Hobart Smith
5/10/1897 – 1/11/1965
Smyth County, Saltville
Hear Hobart Smith play “Last Chance"
Music pioneer and Father of Bluegrass Music, Bill Monroe once said, “Hobart Smith is the best old time banjo player I ever heard.” Hobart’s life was, from the beginning, immersed in music and hard work, both leading him to a high chair in the masters of clawhammer banjo in SW Virginia.
Hobart was born into music. Both his mother and father were banjo players, and being the eldest of eight children, he naturally absorbed his parents love for the instrument. His surroundings in the town of Saltville were both those of rural agrarian culture but also, due to the existence of large salt and gypsum mines that fed the area’s economy, an industrial region that had a diverse population. Unlike many isolated players on the Blue Ridge, Hobart absorbed musical influences from other cultures, particularly from Black neighbors.

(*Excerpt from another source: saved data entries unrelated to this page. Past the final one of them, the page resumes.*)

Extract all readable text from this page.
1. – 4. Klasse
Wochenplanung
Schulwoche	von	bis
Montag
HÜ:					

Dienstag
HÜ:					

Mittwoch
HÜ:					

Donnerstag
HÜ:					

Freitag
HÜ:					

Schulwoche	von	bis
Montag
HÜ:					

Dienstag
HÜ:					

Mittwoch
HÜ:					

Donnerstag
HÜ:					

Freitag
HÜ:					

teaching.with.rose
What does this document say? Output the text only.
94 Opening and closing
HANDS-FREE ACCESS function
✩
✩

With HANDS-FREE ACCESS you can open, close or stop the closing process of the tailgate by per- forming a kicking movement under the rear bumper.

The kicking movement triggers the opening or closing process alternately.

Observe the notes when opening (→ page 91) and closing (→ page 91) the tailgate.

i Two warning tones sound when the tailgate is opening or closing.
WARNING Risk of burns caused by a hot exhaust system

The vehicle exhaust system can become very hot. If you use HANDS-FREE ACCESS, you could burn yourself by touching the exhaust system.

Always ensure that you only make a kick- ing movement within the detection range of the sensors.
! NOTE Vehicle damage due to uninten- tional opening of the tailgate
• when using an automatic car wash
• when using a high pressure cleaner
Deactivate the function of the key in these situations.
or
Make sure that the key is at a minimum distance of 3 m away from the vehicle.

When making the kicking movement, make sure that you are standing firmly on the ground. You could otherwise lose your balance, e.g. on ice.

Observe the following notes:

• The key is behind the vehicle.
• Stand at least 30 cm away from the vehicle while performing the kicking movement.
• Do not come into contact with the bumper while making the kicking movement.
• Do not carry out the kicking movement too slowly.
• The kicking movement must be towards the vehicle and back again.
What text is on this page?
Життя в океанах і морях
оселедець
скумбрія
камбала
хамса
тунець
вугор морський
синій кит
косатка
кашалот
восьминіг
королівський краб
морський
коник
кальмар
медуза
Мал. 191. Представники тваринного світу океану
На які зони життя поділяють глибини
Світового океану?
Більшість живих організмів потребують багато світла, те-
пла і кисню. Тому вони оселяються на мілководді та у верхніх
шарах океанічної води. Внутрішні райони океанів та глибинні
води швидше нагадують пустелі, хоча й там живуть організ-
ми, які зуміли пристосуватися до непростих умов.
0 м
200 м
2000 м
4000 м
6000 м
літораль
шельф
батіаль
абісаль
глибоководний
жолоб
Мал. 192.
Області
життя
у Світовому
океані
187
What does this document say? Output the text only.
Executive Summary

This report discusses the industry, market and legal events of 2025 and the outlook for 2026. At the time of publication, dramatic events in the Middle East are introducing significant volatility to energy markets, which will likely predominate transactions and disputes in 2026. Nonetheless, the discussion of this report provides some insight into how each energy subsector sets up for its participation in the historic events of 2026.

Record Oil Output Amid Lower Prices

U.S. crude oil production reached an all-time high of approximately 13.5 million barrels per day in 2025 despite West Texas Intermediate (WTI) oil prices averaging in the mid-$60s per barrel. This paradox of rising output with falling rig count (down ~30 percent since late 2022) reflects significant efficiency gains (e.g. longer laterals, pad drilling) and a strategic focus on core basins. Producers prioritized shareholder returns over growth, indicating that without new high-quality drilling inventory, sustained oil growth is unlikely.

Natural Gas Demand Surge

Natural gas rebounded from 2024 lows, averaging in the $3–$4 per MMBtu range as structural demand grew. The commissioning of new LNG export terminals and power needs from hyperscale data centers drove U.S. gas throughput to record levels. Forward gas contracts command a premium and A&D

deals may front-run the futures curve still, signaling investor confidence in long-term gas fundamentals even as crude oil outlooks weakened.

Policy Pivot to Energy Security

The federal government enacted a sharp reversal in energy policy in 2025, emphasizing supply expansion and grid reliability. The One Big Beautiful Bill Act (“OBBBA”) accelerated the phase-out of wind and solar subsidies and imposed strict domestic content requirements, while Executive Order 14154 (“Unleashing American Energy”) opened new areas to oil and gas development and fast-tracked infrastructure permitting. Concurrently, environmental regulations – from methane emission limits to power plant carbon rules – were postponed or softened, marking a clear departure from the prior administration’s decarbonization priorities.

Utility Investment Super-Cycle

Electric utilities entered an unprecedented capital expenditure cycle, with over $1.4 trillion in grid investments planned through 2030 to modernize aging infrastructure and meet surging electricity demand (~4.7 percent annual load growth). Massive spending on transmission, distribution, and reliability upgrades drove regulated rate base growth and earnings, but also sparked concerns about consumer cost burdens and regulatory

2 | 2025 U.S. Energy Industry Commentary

The musical heritage in Hobart’s family extended back at lease seven generations, including two grandfathers who were fiddlers, and a deep pool of ballad and hymn singers who were key to his musical learning. However, it was his immersion in the sounds and styles of the African American players outside his family that would transform his musicianship from just accompaniment to virtuosic solo playing and singing.
Though Smith said it was a white neighbor, John Greer, that was his primary banjo teacher, showing him “double noting” and other techniques, Greer had learned to play from the African Americans working in the mines. One of those teachers was a Black banjoist from Laurel Fork, VA. by the name of Henry Hays, of which very little is known. Hobart’s blues guitar style was, according to Smith, directly learned from Jim “C” (Crouch) who taught him to play and sing tunes like “Railroad Bill.”
Hobart’s earliest memories, however were sitting in front of the fireplace hearth, late at night, with his sister, Texas Gladden, by his side, singing ancient ballads and hymns. Texas would go on to have a long career as a ballad singer and entertainer, beginning with the White Top Mountain Festivals in the 1930’s.
Often characterized as possessing “that high lonesome sound,” Hobart did not come by it easily. In 1946, he told Folklorist Alan Lomax that at times his family had faced starvation, and recalled a brutal winter when his father had to drag a sack of corn across the mountains during a blizzard to feed his starving family. Music, became a way for the family and especially Hobart and Texas to escape their harsh reality.
At the age of seven, Hobart’s parents, who had watched him repeatedly try to play along with them as a toddler by trying to strum an “old fire shovel,” bought him his first real banjo. At the age of 14, his family took on a boarder, Jim Spencer, an African American fiddler, who was a former slave. This relationship gave Hobart access to many older tunes, like “Jinny Put the Kettle On,” and taught him about “blue notes” (microtonal flatting of the third and sevenths) as well as an emphasis on syncopation rhythm over melody. Inspired, Hobart began sneaking over to the segregated side of Saltville to hear more. Soon, Hobart broadened his playing to incorporate the blues guitar and even the piano.
In 1915, as a teenager, Hobart had a short stint of the minstrel circuit. Following that, he settled into a life of labor, becoming a farmer, housepainter and a butcher. For a period of 25 years, he stopped playing the banjo. This hiatus from music was broken in the early 1940’s when Pete Seeger, searching for banjo players in the South found Hobart and arranged for the Vega banjo company to send him a brand new high quality banjo. Hobart told Lomax, “In 30 days I was back, just as good as I ever was.”
Hobart became a hero of the folk revival of the 1950’s and 1960’s thanks to recording efforts by Alan Lomax, Pete Seeger, Fleming Brown, and banjoist and scholar Stephen Wade. He played mostly on a resonator Gibson banjo, but also loved to play his powerful bluesy style on a fretless mountain banjo that allowed him to slide into flatted notes. He put bluegrass fingerpicks on backwards to ensure he could be heard. One of his favorite pieces, learned from his father was “Last Chance,” a banjo solo that is still a favorite at competitions.
Hobart left a long legacy of recordings, starting with the Lomax tapes in 1940’s. In 1946, he went to New York and recorded sessions for Decca records. In 1963, he travelled to visit music teacher Fleming Brown at the Chicago Old town School of Folk and recorded with Brown in his living room, including telling stories and even dancing in the background. In 1964 he recorded an album of his own for Folk-Legacy Records.
Hobart’s last major public performance was at the Newport Folk Festival where he shared the stage with Seeger and revivalists like Bob Dylan and Joan Baez. He became a singular, powerful force in American Folk, riding his archaic banjo style into the history of American Music.